In deze zaak heeft de kantonrechter van de Rechtbank Zeeland-West-Brabant op 7 juni 2024 uitspraak gedaan in een beroep tegen een verkeersboete. De betrokkene had een boete ontvangen voor het parkeren op een vergunninghoudersplaats zonder de vereiste vergunning. De gemachtigde van de betrokkene heeft beroep aangetekend bij de officier van justitie, die het beroep ongegrond verklaarde. Hierop heeft de gemachtigde beroep ingesteld bij de kantonrechter. Tijdens de zitting op 7 juni 2024 was de betrokkene niet aanwezig, maar de officier van justitie was vertegenwoordigd door mr. A. de Vreeze.

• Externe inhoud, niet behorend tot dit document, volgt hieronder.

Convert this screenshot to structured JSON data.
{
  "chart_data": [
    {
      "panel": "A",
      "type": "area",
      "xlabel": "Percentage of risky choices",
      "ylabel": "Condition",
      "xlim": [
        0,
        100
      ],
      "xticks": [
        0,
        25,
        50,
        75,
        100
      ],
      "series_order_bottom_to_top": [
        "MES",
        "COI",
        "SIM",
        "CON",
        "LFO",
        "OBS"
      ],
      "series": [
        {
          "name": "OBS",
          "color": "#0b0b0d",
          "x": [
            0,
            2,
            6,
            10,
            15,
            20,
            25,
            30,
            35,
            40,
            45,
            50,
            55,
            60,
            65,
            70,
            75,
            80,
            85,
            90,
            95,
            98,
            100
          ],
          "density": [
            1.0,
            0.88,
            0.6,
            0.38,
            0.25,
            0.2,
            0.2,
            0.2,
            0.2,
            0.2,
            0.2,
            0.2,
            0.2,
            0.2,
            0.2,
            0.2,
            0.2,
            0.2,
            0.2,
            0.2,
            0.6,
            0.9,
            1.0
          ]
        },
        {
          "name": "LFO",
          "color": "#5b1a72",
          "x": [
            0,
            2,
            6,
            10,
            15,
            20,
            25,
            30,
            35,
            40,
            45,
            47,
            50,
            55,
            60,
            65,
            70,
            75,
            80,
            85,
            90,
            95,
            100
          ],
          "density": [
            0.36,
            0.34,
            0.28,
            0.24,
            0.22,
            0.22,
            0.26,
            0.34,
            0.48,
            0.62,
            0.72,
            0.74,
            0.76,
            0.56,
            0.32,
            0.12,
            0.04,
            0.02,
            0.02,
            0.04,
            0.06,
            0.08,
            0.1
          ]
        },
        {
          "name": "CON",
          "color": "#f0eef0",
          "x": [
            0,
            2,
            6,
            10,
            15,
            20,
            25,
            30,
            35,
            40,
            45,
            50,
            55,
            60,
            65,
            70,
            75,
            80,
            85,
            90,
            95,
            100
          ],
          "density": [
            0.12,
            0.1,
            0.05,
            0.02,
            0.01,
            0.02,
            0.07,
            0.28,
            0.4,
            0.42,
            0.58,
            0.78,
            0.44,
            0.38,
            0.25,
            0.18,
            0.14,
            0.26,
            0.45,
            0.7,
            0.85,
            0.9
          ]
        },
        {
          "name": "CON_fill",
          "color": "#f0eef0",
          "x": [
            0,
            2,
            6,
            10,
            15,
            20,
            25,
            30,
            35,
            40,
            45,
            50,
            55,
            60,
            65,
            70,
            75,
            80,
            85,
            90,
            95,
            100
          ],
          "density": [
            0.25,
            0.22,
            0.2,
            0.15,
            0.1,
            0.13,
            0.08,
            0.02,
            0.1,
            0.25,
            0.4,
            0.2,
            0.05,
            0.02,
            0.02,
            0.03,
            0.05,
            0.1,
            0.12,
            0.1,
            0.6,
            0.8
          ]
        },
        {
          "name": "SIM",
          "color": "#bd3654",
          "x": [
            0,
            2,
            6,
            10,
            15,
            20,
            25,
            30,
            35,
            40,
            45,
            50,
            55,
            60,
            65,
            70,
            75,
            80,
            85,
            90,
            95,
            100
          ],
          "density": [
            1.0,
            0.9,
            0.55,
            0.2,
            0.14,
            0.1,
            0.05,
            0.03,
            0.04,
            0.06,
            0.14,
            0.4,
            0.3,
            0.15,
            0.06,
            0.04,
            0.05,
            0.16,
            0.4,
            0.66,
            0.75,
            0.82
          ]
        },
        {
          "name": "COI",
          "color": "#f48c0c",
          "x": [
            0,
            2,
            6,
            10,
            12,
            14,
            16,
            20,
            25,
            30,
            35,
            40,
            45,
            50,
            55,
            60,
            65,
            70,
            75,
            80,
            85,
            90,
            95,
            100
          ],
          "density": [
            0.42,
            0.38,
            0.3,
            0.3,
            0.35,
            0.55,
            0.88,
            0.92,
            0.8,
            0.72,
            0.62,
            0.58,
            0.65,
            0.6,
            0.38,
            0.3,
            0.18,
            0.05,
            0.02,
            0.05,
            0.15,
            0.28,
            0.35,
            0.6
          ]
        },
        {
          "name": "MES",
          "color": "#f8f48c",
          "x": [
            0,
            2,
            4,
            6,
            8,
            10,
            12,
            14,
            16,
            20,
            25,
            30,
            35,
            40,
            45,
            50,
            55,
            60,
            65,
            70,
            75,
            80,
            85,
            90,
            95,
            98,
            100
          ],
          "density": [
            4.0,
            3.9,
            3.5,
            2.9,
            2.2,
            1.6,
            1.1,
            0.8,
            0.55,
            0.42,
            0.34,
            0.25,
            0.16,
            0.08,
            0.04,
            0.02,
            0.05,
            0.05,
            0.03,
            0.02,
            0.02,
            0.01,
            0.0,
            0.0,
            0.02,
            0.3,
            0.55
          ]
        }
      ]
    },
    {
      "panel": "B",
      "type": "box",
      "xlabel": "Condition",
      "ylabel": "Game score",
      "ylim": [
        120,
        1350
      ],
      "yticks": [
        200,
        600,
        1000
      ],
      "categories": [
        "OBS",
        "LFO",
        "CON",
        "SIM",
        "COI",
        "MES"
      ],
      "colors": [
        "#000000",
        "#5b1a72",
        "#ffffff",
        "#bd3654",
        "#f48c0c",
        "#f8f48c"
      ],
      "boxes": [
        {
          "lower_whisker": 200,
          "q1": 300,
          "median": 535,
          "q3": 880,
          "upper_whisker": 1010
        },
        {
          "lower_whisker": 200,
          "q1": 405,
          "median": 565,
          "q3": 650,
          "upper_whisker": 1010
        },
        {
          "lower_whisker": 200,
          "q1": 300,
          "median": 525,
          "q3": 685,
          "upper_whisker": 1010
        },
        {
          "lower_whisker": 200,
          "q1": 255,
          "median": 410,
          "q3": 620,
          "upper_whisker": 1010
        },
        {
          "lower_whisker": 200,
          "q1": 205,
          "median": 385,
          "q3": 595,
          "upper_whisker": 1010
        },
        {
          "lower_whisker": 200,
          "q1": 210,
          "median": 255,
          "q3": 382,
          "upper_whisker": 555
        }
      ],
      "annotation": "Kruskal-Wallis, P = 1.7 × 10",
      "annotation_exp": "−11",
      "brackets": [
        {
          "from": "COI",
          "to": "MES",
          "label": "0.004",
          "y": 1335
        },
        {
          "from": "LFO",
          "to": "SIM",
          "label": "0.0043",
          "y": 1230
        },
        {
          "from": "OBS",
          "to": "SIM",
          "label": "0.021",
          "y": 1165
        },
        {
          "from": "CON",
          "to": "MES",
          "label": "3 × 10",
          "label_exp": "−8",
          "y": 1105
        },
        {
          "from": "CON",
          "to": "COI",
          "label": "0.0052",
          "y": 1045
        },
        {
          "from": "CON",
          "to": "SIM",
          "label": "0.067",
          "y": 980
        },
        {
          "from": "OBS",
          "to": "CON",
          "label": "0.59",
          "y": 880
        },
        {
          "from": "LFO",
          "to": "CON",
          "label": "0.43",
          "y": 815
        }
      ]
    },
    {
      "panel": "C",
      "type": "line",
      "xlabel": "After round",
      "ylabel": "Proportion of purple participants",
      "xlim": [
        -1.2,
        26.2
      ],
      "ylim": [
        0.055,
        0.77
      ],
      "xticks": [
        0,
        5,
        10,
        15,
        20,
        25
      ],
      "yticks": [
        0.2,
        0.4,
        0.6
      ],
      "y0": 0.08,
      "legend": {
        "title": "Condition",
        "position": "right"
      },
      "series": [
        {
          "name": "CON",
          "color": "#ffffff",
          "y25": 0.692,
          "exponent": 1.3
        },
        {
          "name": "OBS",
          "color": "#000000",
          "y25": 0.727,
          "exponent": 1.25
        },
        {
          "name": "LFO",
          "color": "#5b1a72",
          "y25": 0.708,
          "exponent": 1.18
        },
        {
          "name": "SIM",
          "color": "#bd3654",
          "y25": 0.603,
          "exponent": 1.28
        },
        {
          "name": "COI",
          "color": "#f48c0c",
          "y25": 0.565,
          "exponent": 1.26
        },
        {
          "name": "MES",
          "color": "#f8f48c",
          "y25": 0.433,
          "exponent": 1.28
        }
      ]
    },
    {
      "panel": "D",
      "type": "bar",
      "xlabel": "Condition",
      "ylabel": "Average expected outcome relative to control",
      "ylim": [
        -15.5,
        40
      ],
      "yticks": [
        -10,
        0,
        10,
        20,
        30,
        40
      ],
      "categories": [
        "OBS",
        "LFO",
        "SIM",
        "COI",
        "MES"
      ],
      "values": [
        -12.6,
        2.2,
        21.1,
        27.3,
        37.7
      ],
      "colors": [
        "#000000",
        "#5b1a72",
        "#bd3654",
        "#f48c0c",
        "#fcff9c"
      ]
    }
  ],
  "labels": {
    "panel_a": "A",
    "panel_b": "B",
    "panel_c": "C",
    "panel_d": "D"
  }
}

De kantonrechter heeft vastgesteld dat de gedraging waarvoor de boete is opgelegd, voldoende is aangetoond door de verklaring van de verbalisant. De kantonrechter heeft echter ook rekening gehouden met de omstandigheden die de gemachtigde heeft aangevoerd, waaronder de schending van de hoorplicht door de officier van justitie. De kantonrechter heeft geoordeeld dat de betrokkene niet in de gelegenheid is gesteld om te worden gehoord, wat in strijd is met de wet. Dit heeft geleid tot de conclusie dat het beroep gegrond is en de beslissing van de officier van justitie vernietigd moet worden.
Daarnaast heeft de kantonrechter vastgesteld dat er sprake is van een schending van de redelijke termijn, aangezien de procedure langer dan twee jaar heeft geduurd. Dit heeft geleid tot een verdere matiging van de boete. Uiteindelijk heeft de kantonrechter besloten de boete te matigen tot € 42,19, plus administratiekosten, en heeft de officier van justitie opgedragen het teveel betaalde bedrag aan de betrokkene terug te betalen. De uitspraak is openbaar gedaan en er is geen mogelijkheid tot hoger beroep.